Workplace engagement continues to rise among University of Maryland faculty and staff, according to new results from the 2019 Thriving Workplace Initiative (TWI) survey.

A summary of the 2019 results, released today on the Office of the President’s website, also show that those who turned to the Thriving Workplace Initiative’s resources for employee development reported significantly higher engagement in their jobs than the UMD community overall.

“The results were not surprising, but it wasn’t anything we could really quantify until this year,” said Laura Scott, director of the Center for Leadership & Organizational Change (CLOC), the campus entity that provides support to individuals and teams to create and sustain a thriving workplace.

Since 2016, the University of Maryland has partnered with Gallup to administer the TWI survey every 18 months to assess faculty and staff perceptions of their work experience at UMD. More than 6,500 UMD faculty and staff took the third survey online or on paper in seven languages, in April.

The results showed meaningful increases in 11 of 16 metrics for engagement and inclusiveness since 2016, including mutual trust, recognition, individual growth and development, and alignment to mission. Inclusiveness—encompassing measurements such as diversity, recognition, fairness and support—saw a slight decline between 2017 and 2019.

 

Units with high engagement ratios—four engaged employees for every actively disengaged one—included the School of Public Health, which hit Gallup's definition of "world class" with an engagement ratio of more than eight to one. Other units, including Enrollment Management and the Division of Administration and Finance, saw significant increases in the percentage of engaged staff.
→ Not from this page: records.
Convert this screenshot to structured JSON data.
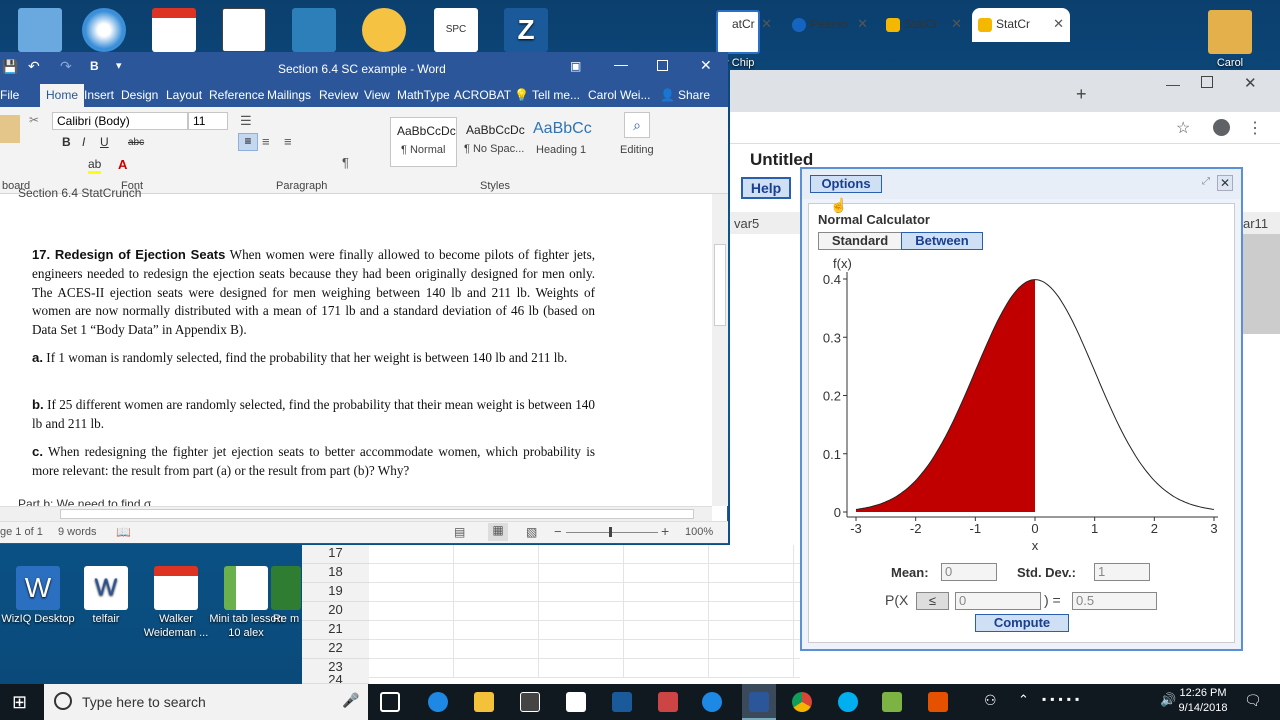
{
  "desktop": {
    "top_icons": [
      {
        "label": ""
      },
      {
        "label": ""
      },
      {
        "label": ""
      },
      {
        "label": ""
      },
      {
        "label": ""
      },
      {
        "label": "SPC"
      },
      {
        "label": ""
      },
      {
        "label": "P Chip"
      },
      {
        "label": "Carol"
      }
    ],
    "bottom_icons": [
      "WizIQ Desktop",
      "telfair",
      "Walker Weideman ...",
      "Mini tab lesson 10 alex",
      "Re m"
    ]
  },
  "chrome": {
    "tabs": [
      {
        "label": "atCr"
      },
      {
        "label": "Pearso"
      },
      {
        "label": "StatCr"
      },
      {
        "label": "StatCr"
      }
    ],
    "new_tab": "+"
  },
  "statcrunch": {
    "title": "Untitled",
    "help": "Help",
    "col_var5": "var5",
    "col_var11": "ar11",
    "rows": [
      "17",
      "18",
      "19",
      "20",
      "21",
      "22",
      "23",
      "24"
    ],
    "dialog": {
      "options": "Options",
      "calc_title": "Normal Calculator",
      "tab_standard": "Standard",
      "tab_between": "Between",
      "mean_label": "Mean:",
      "mean_value": "0",
      "sd_label": "Std. Dev.:",
      "sd_value": "1",
      "prob_prefix": "P(X",
      "operator": "≤",
      "x_value": "0",
      "prob_suffix": ") =",
      "result": "0.5",
      "compute": "Compute"
    }
  },
  "chart_data": {
    "type": "area",
    "title": "",
    "xlabel": "x",
    "ylabel": "f(x)",
    "xlim": [
      -3,
      3
    ],
    "ylim": [
      0,
      0.4
    ],
    "x_ticks": [
      -3,
      -2,
      -1,
      0,
      1,
      2,
      3
    ],
    "y_ticks": [
      0,
      0.1,
      0.2,
      0.3,
      0.4
    ],
    "distribution": "normal",
    "mean": 0,
    "sd": 1,
    "shaded_range": [
      -3,
      0
    ],
    "shade_color": "#c00000"
  },
  "word": {
    "title": "Section 6.4 SC example - Word",
    "tabs": [
      "File",
      "Home",
      "Insert",
      "Design",
      "Layout",
      "Reference",
      "Mailings",
      "Review",
      "View",
      "MathType",
      "ACROBAT"
    ],
    "tell_me": "Tell me...",
    "user": "Carol Wei...",
    "share": "Share",
    "font_name": "Calibri (Body)",
    "font_size": "11",
    "styles": [
      {
        "preview": "AaBbCcDc",
        "name": "¶ Normal"
      },
      {
        "preview": "AaBbCcDc",
        "name": "¶ No Spac..."
      },
      {
        "preview": "AaBbCc",
        "name": "Heading 1"
      }
    ],
    "editing": "Editing",
    "group_labels": [
      "board",
      "Font",
      "Paragraph",
      "Styles"
    ],
    "doc_header": "Section 6.4 StatCrunch",
    "problem_title": "17. Redesign of Ejection Seats",
    "problem_text": "When women were finally allowed to become pilots of fighter jets, engineers needed to redesign the ejection seats because they had been originally designed for men only. The ACES-II ejection seats were designed for men weighing between 140 lb and 211 lb. Weights of women are now normally distributed with a mean of 171 lb and a standard deviation of 46 lb (based on Data Set 1 “Body Data” in Appendix B).",
    "part_a_label": "a.",
    "part_a": "If 1 woman is randomly selected, find the probability that her weight is between 140 lb and 211 lb.",
    "part_b_label": "b.",
    "part_b": "If 25 different women are randomly selected, find the probability that their mean weight is between 140 lb and 211 lb.",
    "part_c_label": "c.",
    "part_c": "When redesigning the fighter jet ejection seats to better accommodate women, which probability is more relevant: the result from part (a) or the result from part (b)? Why?",
    "note": "Part b: We need to find σ",
    "page_status": "ge 1 of 1",
    "word_count": "9 words",
    "zoom": "100%"
  },
  "taskbar": {
    "search_placeholder": "Type here to search",
    "time": "12:26 PM",
    "date": "9/14/2018"
  }
}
Individuals who participated in a TWI signature program, such as Sharpen My Saw or Fearless Conversations, and who took both the 2016 and 2019 surveys, saw a 13% increase in engagement since 2016, compared to 7% for UMD overall.

“The scores are wonderful, but the payoff is in the day-to-day interactions,” said Colleen Auburger, executive director of financial operations in Administration and Finance, who has participated in several TWI programs. “It has changed everything and become an office philosophy.”

Thriving Workplace Initiative resources are designed to improve workplace skills in leadership, supervision, communication and employee development. Managers who simply access their unit’s results and discussing them with your team are taking a critical first step to increasing workplace engagement, Scott said.

“Having a conversation with your group about your survey results and deciding together on actions to take is critical to creating a thriving workplace,” said Scott. “In fact, a series of small individual changes enacted over time is the best way to keep up the momentum.”

Managers and supervisors can access their unit’s results through the Gallup Online portal. Overall UMD results are available on the Thriving Workplace website.